I’m grateful for that.
This is another one of those great trips we’ve taken, and is “on the list” to share photos. We often get requests from friends who have joined us on some of these trips, who keep asking us, “When are you going to put together the video” or slide show, etc. Or, “When are you going to send us the pictures?” Even on trips when we’ve left the United States, we haven’t “gotten around yet” to sharing the stories or pictures from these trips. We usually don’t mention our trips publicly, but, on occasion, I’ll slip up and say something like, “Yeah, I remember seeing something like that in South America” or something, which is always met with something like, “I didn’t know you went to …”
One day … we’ll get around to it, I’m sure.
I always feel like I should be talking/sharing about something else besides us.
So, we’ll try to do better with sharing. If it’s any indication, this trip to the Adams Homestead … with our Pastor and Wife … was something like 12 years ago … or, longer …
I still consider the book “John Adams,” by David McCullough, the best biography I have read. David McCullough won the Pulitzer Prize for this (I was an early advocate) and for his book on Harry Truman. I must also mention in this writing how much I enjoyed his “1776” book. His descriptions of individuals knows no equal. I still vividly recall, from his book on John Adams, his physical descriptions of George Washington and Thomas Jefferson. I read the book, and wrote the excerpt below, well over 10 years ago. It is never “my time,” but “the time” to write or share, so, here now, is the excerpt I wrote over a decade ago:
On this day in early July, the week of our July 4th, I think back to reading this from the book on John Adams:
“That John Adams and Thomas Jefferson had died on the same day, and that it was, of all days, the Fourth of July, could not be seen as a mere coincidence.
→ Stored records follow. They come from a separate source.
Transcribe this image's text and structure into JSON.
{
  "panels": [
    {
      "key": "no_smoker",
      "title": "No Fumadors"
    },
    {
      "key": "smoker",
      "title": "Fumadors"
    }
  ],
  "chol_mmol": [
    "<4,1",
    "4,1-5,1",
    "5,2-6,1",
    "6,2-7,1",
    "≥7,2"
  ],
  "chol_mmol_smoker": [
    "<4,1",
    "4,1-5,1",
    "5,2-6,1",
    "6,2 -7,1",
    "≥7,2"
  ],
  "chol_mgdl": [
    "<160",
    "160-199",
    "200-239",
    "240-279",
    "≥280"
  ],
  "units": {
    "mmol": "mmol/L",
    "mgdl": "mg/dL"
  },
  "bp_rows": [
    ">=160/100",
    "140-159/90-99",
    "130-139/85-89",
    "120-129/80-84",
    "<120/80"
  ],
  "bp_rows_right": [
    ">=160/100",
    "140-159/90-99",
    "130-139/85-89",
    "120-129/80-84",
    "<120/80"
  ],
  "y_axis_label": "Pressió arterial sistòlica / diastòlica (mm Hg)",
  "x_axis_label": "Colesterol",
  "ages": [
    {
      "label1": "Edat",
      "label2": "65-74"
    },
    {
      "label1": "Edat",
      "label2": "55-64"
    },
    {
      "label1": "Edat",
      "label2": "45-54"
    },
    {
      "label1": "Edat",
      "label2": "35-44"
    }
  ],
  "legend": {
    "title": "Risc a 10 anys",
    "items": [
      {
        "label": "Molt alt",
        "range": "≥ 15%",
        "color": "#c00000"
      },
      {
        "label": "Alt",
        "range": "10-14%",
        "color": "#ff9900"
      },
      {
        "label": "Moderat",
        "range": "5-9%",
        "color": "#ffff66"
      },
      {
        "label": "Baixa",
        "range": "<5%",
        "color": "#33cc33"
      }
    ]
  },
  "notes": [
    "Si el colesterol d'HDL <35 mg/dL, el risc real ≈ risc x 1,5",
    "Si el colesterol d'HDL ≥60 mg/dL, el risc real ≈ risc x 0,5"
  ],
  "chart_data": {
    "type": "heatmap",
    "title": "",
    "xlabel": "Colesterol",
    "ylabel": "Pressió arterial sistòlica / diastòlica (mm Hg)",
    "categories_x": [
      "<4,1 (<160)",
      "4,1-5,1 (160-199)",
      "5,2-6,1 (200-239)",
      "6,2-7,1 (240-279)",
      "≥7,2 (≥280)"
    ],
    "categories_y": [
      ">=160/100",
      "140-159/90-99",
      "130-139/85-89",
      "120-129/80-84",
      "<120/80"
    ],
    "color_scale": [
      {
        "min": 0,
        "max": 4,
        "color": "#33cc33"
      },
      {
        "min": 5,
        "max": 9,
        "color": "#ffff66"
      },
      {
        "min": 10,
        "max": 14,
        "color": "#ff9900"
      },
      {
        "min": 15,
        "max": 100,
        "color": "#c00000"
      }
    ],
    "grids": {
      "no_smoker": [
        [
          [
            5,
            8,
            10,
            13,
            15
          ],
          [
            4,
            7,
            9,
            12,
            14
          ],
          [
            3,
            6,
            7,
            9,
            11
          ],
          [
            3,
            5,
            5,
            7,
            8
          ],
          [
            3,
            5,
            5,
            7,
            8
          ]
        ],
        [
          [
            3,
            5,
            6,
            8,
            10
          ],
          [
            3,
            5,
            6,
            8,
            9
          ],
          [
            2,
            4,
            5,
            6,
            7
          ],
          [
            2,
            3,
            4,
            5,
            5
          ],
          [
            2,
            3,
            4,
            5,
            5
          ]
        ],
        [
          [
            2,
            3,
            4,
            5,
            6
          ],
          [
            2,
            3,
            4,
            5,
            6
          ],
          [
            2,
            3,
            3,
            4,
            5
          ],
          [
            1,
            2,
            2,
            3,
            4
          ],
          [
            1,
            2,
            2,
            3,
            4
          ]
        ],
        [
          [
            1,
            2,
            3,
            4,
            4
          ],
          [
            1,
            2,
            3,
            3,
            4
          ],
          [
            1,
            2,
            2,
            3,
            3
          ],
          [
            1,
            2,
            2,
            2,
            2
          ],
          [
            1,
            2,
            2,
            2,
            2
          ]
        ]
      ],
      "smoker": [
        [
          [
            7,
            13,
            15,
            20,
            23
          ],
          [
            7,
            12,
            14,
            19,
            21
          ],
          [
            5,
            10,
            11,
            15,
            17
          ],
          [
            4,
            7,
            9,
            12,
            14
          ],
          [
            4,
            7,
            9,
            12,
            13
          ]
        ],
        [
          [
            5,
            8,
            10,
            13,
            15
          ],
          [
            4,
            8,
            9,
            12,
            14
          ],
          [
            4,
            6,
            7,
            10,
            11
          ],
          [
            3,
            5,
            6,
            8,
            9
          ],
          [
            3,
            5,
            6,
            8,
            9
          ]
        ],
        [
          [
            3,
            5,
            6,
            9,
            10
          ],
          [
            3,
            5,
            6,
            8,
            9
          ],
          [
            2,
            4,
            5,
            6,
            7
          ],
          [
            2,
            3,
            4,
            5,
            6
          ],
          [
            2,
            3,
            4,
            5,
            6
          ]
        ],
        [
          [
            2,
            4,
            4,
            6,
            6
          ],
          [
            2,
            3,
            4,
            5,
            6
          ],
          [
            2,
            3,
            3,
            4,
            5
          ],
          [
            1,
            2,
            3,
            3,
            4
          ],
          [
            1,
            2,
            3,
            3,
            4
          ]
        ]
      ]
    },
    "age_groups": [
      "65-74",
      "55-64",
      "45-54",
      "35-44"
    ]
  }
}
‘It was a visible and palpable manifestation of Divine favor,’ wrote John Quincy Adams, in his diary that night, expressing what was felt and would be said again and again, everywhere the news spread.
In the weeks and months that followed, eulogies to Adams and Jefferson were delivered in all parts of the country and largely in the spirit that their departure should not be seen as a mournful event. They had lived to see the expanded greatness and consolidated strength of a pure republic. They had died amid the hosannas and grateful benedictions of a numerous happy and joyful people. And, on the nation’s 50th birthday. Which, said Daniel Webster in a speech in Boston, was proof from on high that our country and its benefactors are objects of His care. Webster’s eulogy, delivered at Faniel Hall, on August 2nd, lasted two hours.”
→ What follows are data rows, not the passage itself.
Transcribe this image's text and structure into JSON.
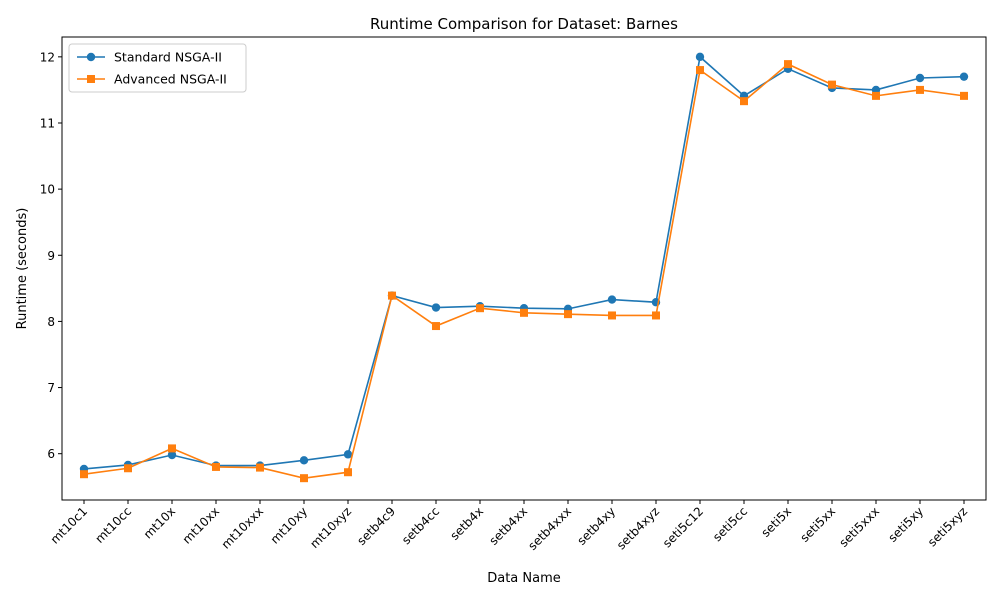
{
  "chart_data": {
    "type": "line",
    "title": "Runtime Comparison for Dataset: Barnes",
    "xlabel": "Data Name",
    "ylabel": "Runtime (seconds)",
    "categories": [
      "mt10c1",
      "mt10cc",
      "mt10x",
      "mt10xx",
      "mt10xxx",
      "mt10xy",
      "mt10xyz",
      "setb4c9",
      "setb4cc",
      "setb4x",
      "setb4xx",
      "setb4xxx",
      "setb4xy",
      "setb4xyz",
      "seti5c12",
      "seti5cc",
      "seti5x",
      "seti5xx",
      "seti5xxx",
      "seti5xy",
      "seti5xyz"
    ],
    "ylim": [
      5.3,
      12.3
    ],
    "yticks": [
      6,
      7,
      8,
      9,
      10,
      11,
      12
    ],
    "grid": false,
    "legend_position": "top-left",
    "series": [
      {
        "name": "Standard NSGA-II",
        "color": "#1f77b4",
        "marker": "circle",
        "values": [
          5.77,
          5.83,
          5.98,
          5.82,
          5.82,
          5.9,
          5.99,
          8.39,
          8.21,
          8.23,
          8.2,
          8.19,
          8.33,
          8.29,
          12.0,
          11.41,
          11.82,
          11.53,
          11.5,
          11.68,
          11.7
        ]
      },
      {
        "name": "Advanced NSGA-II",
        "color": "#ff7f0e",
        "marker": "square",
        "values": [
          5.69,
          5.78,
          6.08,
          5.8,
          5.79,
          5.63,
          5.72,
          8.39,
          7.93,
          8.2,
          8.13,
          8.11,
          8.09,
          8.09,
          11.8,
          11.33,
          11.89,
          11.58,
          11.41,
          11.5,
          11.41
        ]
      }
    ]
  }
}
I just remembered … we’re flying out early Monday morning … to spend several days in the Deep South … I haven’t finished writing about our last trip there … several years ago …
Ted and Carol
P.S. Following 12 years of bitter silence caused by their disagreement over the role of the new federal government, these two old friends managed to reestablish the discourse of their younger years spent in Philadelphia, where they both served in the Continental Congress, and Paris, where they served together as ambassadors to France. In 1812, Benjamin Rush, a Patriot and physician from Philadelphia, initiated a renewed correspondence and reconciliation between his two friends and ex-presidents. The correspondence continued until Adams and Jefferson both died on July 4, 1826, the 50th anniversary of the Declaration of Independence that all three friends had signed in 1776.